Giovanni Antonio Canal (1697 – 1768), dit Canaletto, est un peintre vénitien qui
connut une grande notoriété pour ses « vedute » de Venise. Fin observateur de la Sérénissime
et de ses habitants, c’est aussi un peintre rigoureux qui reproduit fidèlement les édifices de sa
ville, combinant avec subtilité les règles de la perspective et les jeux d’ombres et de lumières.
Ces croquis sur le vif, dont on conserve des carnets, précèdent le travail de peinture en
atelier. Usant de la chambre noire pour reproduire précisément ses vues, il sait cependant
prendre quelques libertés pour privilégier l’harmonie de ses compositions. Fils d’un peintre
de décors de théâtre, auprès duquel il apprend le métier, il se rend à Rome où il rencontre
les peintres paysagistes spécialistes du genre, Vanvitelli et Panini. De retour à Venise, il se
lance alors dans la peinture « vedutiste » où il acquiert sa notoriété. Au-delà de la restitution
fidèle des architectures de sa ville, c’est aussi la commémoration d’évènements ou l’agitation
quotidienne qui font la saveur de ses toiles et qui séduiront un public toujours plus large de
collectionneurs. Devenu l’un des peintres les plus renommés de Venise, ses commanditaires
sont autant les riches patriciens de la ville que les nombreux aristocrates étrangers de passage
dans la cité lacustre, notamment les Anglais, effectuant leur « Grand Tour » d’Italie dont
Venise est une étape indispensable.

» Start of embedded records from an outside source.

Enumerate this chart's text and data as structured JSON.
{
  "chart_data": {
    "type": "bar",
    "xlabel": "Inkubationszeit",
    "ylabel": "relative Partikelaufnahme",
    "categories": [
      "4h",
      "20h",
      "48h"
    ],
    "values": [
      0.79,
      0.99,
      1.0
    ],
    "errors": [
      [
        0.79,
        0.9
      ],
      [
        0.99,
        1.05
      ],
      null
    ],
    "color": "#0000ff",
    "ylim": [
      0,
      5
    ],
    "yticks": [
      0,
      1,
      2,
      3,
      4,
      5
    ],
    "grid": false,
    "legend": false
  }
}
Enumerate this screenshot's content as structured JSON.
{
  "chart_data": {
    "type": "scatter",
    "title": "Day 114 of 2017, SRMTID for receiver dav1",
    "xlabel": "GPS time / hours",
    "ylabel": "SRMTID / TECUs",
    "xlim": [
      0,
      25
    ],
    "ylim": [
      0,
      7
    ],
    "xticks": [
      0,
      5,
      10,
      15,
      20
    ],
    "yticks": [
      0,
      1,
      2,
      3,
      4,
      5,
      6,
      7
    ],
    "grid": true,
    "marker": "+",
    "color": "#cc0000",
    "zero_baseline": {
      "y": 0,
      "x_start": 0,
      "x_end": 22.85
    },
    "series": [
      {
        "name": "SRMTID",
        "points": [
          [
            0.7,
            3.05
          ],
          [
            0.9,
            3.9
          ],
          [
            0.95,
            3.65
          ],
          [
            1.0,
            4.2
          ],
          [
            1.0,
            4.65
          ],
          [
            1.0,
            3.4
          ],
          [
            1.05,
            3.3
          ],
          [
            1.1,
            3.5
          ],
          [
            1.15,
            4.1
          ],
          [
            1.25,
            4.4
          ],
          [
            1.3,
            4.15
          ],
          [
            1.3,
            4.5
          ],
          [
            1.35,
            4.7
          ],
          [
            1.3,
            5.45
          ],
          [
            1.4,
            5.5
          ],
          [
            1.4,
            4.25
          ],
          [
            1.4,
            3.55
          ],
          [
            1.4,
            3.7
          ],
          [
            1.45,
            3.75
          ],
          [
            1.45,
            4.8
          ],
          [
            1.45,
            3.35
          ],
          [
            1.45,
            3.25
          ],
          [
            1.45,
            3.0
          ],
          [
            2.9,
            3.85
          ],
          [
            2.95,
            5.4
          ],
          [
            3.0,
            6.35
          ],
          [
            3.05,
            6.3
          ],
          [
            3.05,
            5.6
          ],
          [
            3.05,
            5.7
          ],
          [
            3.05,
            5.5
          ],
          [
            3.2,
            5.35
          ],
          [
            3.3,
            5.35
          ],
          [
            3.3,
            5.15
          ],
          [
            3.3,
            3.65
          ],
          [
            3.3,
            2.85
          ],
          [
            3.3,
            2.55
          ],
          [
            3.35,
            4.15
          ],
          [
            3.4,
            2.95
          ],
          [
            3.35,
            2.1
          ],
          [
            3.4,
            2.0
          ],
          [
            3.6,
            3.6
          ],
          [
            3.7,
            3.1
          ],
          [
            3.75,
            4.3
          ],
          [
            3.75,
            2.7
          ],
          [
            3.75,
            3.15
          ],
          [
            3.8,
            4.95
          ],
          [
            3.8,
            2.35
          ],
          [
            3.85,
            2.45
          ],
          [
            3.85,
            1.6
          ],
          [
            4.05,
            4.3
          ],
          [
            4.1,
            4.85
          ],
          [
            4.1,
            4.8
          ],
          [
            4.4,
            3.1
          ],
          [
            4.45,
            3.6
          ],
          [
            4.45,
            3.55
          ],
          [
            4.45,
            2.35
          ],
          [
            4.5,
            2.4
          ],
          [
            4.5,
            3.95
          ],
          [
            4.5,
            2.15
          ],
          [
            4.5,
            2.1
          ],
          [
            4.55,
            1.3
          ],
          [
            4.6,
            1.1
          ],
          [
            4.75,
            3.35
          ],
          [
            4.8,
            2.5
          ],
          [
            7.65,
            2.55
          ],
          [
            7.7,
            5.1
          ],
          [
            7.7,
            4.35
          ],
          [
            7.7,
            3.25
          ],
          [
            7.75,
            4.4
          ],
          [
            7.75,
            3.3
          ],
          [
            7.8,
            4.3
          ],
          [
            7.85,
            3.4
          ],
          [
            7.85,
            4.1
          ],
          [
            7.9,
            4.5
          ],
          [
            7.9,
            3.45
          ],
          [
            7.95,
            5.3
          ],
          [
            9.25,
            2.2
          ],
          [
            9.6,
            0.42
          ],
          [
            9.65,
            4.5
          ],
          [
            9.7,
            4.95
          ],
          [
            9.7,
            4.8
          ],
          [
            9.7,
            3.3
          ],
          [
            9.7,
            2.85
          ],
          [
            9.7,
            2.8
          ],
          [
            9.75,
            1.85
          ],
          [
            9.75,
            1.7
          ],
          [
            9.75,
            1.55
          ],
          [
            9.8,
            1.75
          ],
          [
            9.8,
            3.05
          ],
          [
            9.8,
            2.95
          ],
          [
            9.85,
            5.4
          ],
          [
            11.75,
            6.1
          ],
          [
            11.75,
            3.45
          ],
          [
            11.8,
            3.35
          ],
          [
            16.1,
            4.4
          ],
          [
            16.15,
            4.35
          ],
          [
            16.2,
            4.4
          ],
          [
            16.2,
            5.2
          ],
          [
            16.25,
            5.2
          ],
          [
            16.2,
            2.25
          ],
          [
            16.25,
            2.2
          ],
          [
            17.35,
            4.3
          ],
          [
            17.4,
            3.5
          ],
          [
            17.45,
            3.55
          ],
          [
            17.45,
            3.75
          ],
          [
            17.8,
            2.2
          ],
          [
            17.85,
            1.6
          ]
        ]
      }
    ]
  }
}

Bientôt, toutes les grandes collections privées européennes
auront des « vedute » de Canaletto sur leurs cimaises. Fort de sa célébrité, il séjourne durant
dix ans à Londres où il reçoit de nombreuses commandes. Admis à l’académie des Beaux-arts
de peinture et de sculpture de Venise en 1763, il s’éteindra au faîte de sa gloire.